クライマックスの後、音楽は急激にしぼみ、あの慰めに満ちた変イ長調の中間部が明滅し、再現するかに見える。しかし断片がほのめかされるだけだ。ここから終息に向けての書き方もフォーレ的といえよう。

バスがハ短調の主音Cに到達し、最後まで持続する。これはいわゆるオルゲルプンクトであり、オルガン音楽の終結部で音楽を鎮静化させ、終止に導く伝統的な手法である。ロマン派でもたとえばショパンの「幻想即興曲」嬰ハ短調のコーダの書き方など典型的である。主和音が確定され、主音Cisがバスに残り、最後まで保続されて、そのまま消えていく。

しかしフォーレの書き方はちょっと違う。バスがCに辿り着いた時(譜例 赤○)、まだハ短調ではない(正確にいうと、和音はヘ短調の属七のようで、Cはドミナントの根音)。そして中間部の調である変イ長調がほのめかされたりもする(低音にCがあるため、第1転回形のようだが)。そこからおもむろにハ短調へ向かい(第48小節)、徐々に調が確定されるのである。その間、バスではCが続く。最初は何調かよくわからなかったが、最終的にハ短調の幕切れを予言していたのである。

「幻想即興曲」はショパンの生前は出版されず、彼自身好んでいなかったとか。理由はほかならぬあの印象的なコーダの書き方にあり、常套的な書法と、ハッピー・エンド的な結末が気に入らなかったのかもしれない。少なくともショパンはチープだと感じたのではないか。というのも、短調作品の終止ではショパンはいつもとは別の、冷徹な顔を見せるようだからである。「革命エチュード」の暴力的断ち切り、バラード第1番ト短調のドラマティックな和音の炸裂、スケルツォ第1番ロ短調の容赦のないダメ押し、ノクターン第13番ハ短調のとどめを刺すような最後、ソナタ第2番ロ短調フィナーレのぞっとする悪魔の逃げ切り等々……。ショパンに隠れていた狂気は、コーダで姿を現すのか。

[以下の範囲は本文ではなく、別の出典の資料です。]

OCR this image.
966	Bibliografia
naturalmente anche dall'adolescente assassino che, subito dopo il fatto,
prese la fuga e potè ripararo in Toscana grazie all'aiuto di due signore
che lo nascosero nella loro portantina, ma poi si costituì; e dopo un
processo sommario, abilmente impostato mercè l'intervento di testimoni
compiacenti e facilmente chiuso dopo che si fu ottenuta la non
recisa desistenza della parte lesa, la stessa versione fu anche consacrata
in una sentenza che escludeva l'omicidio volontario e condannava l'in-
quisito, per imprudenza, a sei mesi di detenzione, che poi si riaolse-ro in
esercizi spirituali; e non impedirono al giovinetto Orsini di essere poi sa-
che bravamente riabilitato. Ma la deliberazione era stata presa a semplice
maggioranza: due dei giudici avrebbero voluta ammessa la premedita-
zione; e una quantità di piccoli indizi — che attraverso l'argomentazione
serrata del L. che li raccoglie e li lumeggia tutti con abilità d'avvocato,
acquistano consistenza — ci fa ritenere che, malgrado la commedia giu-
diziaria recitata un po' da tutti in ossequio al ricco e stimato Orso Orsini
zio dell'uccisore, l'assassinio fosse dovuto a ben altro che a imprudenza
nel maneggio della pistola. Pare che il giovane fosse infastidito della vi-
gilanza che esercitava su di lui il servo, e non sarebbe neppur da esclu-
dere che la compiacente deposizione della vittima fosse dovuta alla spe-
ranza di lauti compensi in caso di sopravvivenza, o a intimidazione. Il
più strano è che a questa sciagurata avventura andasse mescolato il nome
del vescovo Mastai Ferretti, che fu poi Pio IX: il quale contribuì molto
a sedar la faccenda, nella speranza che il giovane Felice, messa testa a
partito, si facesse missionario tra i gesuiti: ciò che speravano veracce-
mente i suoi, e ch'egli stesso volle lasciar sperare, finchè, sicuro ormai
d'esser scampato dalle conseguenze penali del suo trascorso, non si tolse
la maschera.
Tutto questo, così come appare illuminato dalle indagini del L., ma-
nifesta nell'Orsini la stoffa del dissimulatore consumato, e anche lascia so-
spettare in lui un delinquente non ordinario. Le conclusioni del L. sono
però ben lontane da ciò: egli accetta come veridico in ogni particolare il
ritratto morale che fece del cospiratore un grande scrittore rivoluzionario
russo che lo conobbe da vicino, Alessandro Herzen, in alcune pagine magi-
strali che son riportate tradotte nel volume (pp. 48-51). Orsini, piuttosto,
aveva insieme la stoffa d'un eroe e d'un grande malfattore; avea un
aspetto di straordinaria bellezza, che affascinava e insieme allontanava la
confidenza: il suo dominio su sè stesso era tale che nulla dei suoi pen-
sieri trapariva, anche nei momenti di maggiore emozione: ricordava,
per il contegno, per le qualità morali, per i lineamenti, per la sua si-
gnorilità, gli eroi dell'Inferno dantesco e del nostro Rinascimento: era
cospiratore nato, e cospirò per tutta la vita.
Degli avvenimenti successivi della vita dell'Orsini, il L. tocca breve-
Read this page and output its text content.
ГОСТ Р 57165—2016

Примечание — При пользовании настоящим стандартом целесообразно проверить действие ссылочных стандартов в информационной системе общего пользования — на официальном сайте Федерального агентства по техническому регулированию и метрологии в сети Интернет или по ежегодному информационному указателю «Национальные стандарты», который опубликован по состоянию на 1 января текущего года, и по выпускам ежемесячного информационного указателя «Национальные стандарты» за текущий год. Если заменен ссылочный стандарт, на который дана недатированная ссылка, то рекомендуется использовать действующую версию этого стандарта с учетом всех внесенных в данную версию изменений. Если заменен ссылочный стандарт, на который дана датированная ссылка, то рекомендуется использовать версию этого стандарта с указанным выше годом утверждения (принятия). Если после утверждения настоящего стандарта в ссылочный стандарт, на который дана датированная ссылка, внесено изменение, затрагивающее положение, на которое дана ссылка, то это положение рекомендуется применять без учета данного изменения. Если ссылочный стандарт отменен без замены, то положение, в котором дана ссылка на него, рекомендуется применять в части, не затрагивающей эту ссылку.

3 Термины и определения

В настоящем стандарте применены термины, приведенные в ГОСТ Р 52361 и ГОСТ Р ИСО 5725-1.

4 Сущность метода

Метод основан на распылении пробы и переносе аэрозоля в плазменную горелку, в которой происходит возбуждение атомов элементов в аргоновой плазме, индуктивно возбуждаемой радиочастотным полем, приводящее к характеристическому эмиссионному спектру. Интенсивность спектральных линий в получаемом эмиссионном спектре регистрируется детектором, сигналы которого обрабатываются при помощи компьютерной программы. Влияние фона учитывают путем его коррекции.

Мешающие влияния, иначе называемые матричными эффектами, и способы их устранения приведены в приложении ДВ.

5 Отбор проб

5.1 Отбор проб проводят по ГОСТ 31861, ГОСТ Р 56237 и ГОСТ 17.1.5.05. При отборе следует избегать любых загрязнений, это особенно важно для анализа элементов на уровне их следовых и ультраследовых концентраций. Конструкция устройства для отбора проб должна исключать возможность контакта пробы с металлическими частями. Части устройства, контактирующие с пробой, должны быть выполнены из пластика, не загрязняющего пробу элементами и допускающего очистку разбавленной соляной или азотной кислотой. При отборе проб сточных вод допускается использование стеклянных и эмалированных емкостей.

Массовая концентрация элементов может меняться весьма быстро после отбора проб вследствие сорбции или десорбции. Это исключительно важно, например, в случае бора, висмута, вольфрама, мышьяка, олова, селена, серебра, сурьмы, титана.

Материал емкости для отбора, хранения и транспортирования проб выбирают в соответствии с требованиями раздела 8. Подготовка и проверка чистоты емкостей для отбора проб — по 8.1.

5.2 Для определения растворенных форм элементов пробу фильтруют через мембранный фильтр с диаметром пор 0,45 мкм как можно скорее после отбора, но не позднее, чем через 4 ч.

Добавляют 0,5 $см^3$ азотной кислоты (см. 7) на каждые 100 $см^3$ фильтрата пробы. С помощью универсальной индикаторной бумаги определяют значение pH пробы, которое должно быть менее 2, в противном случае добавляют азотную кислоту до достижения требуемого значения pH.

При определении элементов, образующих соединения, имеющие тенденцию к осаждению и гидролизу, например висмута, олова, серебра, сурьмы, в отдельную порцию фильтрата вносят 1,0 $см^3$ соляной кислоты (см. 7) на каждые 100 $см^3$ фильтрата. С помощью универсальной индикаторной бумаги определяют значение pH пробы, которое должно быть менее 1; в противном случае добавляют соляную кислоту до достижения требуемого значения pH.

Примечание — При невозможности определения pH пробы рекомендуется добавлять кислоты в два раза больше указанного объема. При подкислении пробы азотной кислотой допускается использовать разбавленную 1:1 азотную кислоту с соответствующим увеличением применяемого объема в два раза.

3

純粋に音楽的なものを志向し、外面性よりも繊細な書法を追求する姿勢において、ショパンとフォーレは深いところで通じ合っているかに見える。とはいえ、冷静で客観的なはずのショパンも、コーダの作法では少しばかり主観に傾いていないか。だがフォーレには「効果」や「芝居がかったもの」は皆無である。「エレジー」コーダのバスは、それとなくCに辿り着き、しかし宿命的にハ短調の終止へと導く。さりげなく、虚飾からは無限に遠い。

ペシミズムの深度はどちらが深いか?と問われたら、フォーレと答えるだろう。チェロは最後に楽器の最低音Cに行き着き、引き延ばして、消えていく。開放弦だからヴィブラートもなく、「モレンド(死ぬように)」のように、である。